Here's what one writer recently said concerning the booming southwest Florida area:
"A customer should expect good service. The problem is that our local economy is too big to fail. There is so much business that customers are ignored."
They are so busy and there is so much demand that they are failing to serve the customer. Isn't this a good problem to have? No it's not. Here's why:
Probably the major reason is the habits it produces. I tried to get a company to slightly increase its workforce one time because it was booming in business. The problem was they had a mathematical formula they applied to payroll versus gross sales etc. What it did was measure the past rather than the present. So in times when overall business was slower, the measurements would come in and the call would be made to cut back hours.
What always resulted was there would be an overlap period of time where business would increase tremendously and their response was from three weeks to a month behind the time when new employees or increased hours were needed to meet the needs. The result was furious customers walking out with literally losses of thousands of dollars each (it was a big box home improvement store). They never got it.
This happened once every quarter. So between two to three months out of the year they were understaffed and losing hundreds of thousands of dollars as a result. This was only at one store of hundreds, with each one operating in the same manner.
The other problem was that in these times workers learned all sorts of habits and survival strategies to do the least for a customer so that they could help the most numbers of customers. They actually cared about the customer and did the best they could to help them.
Guess what happened in the long-term? The same habits they developed to survive the onslaught of customers, were the same habits they kept when hours and employees were added. The level of service offered as a whole dropped tremendously at the huge stores and has been stuck in the same cycle over and over again for years. Their stock price has been showing the results.

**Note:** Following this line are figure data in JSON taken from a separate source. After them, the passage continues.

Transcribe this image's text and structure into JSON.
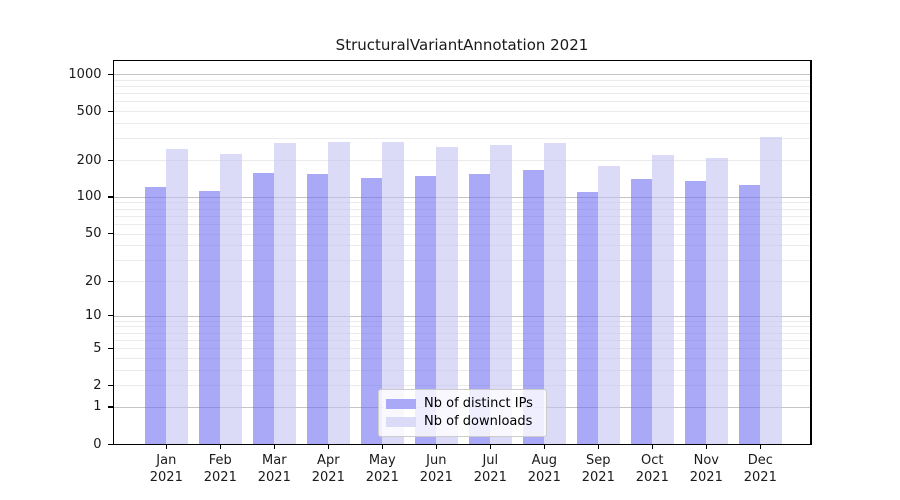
{
  "chart_data": {
    "type": "bar",
    "title": "StructuralVariantAnnotation 2021",
    "categories": [
      "Jan 2021",
      "Feb 2021",
      "Mar 2021",
      "Apr 2021",
      "May 2021",
      "Jun 2021",
      "Jul 2021",
      "Aug 2021",
      "Sep 2021",
      "Oct 2021",
      "Nov 2021",
      "Dec 2021"
    ],
    "month_labels": [
      "Jan",
      "Feb",
      "Mar",
      "Apr",
      "May",
      "Jun",
      "Jul",
      "Aug",
      "Sep",
      "Oct",
      "Nov",
      "Dec"
    ],
    "year_label": "2021",
    "series": [
      {
        "name": "Nb of distinct IPs",
        "key": "distinct-ips",
        "color_hex": "#a9a9f7",
        "color_fill": "rgba(112,112,242,0.6)",
        "values": [
          120,
          112,
          156,
          153,
          142,
          148,
          153,
          166,
          110,
          139,
          136,
          125
        ]
      },
      {
        "name": "Nb of downloads",
        "key": "downloads",
        "color_hex": "#dbdbf8",
        "color_fill": "rgba(195,195,243,0.6)",
        "values": [
          245,
          223,
          277,
          282,
          282,
          257,
          265,
          277,
          180,
          220,
          209,
          310
        ]
      }
    ],
    "y_axis": {
      "scale": "log1p",
      "ticks": [
        0,
        1,
        2,
        5,
        10,
        20,
        50,
        100,
        200,
        500,
        1000
      ],
      "major_gridlines": [
        1,
        10,
        100,
        1000
      ],
      "ylim": [
        0,
        1288
      ]
    },
    "xlabel": "",
    "ylabel": "",
    "grid": "horizontal, minor and major gridlines",
    "legend_position": "lower center"
  },
  "colors": {
    "background": "#ffffff",
    "bar_distinct_ips": "#a9a9f7",
    "bar_downloads": "#dbdbf8",
    "grid_minor": "#ebebeb",
    "grid_major": "#c4c4c4",
    "spine": "#000000",
    "text": "#1a1a1a",
    "legend_border": "#cccccc"
  }
}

A company and management needs to be prepared for success and have a plan in place for busy times. You don't know how many senior managers told me that the customers will just need to learn to wait. That's almost a word for word quote. We all know that a company can't completely be staffed for every contingency, but to understaff and take the good times as a license to underserve customers is a reverse training strategy that will slowly erode your company through loss of great workers along with great customers. The result will be no longer be called success.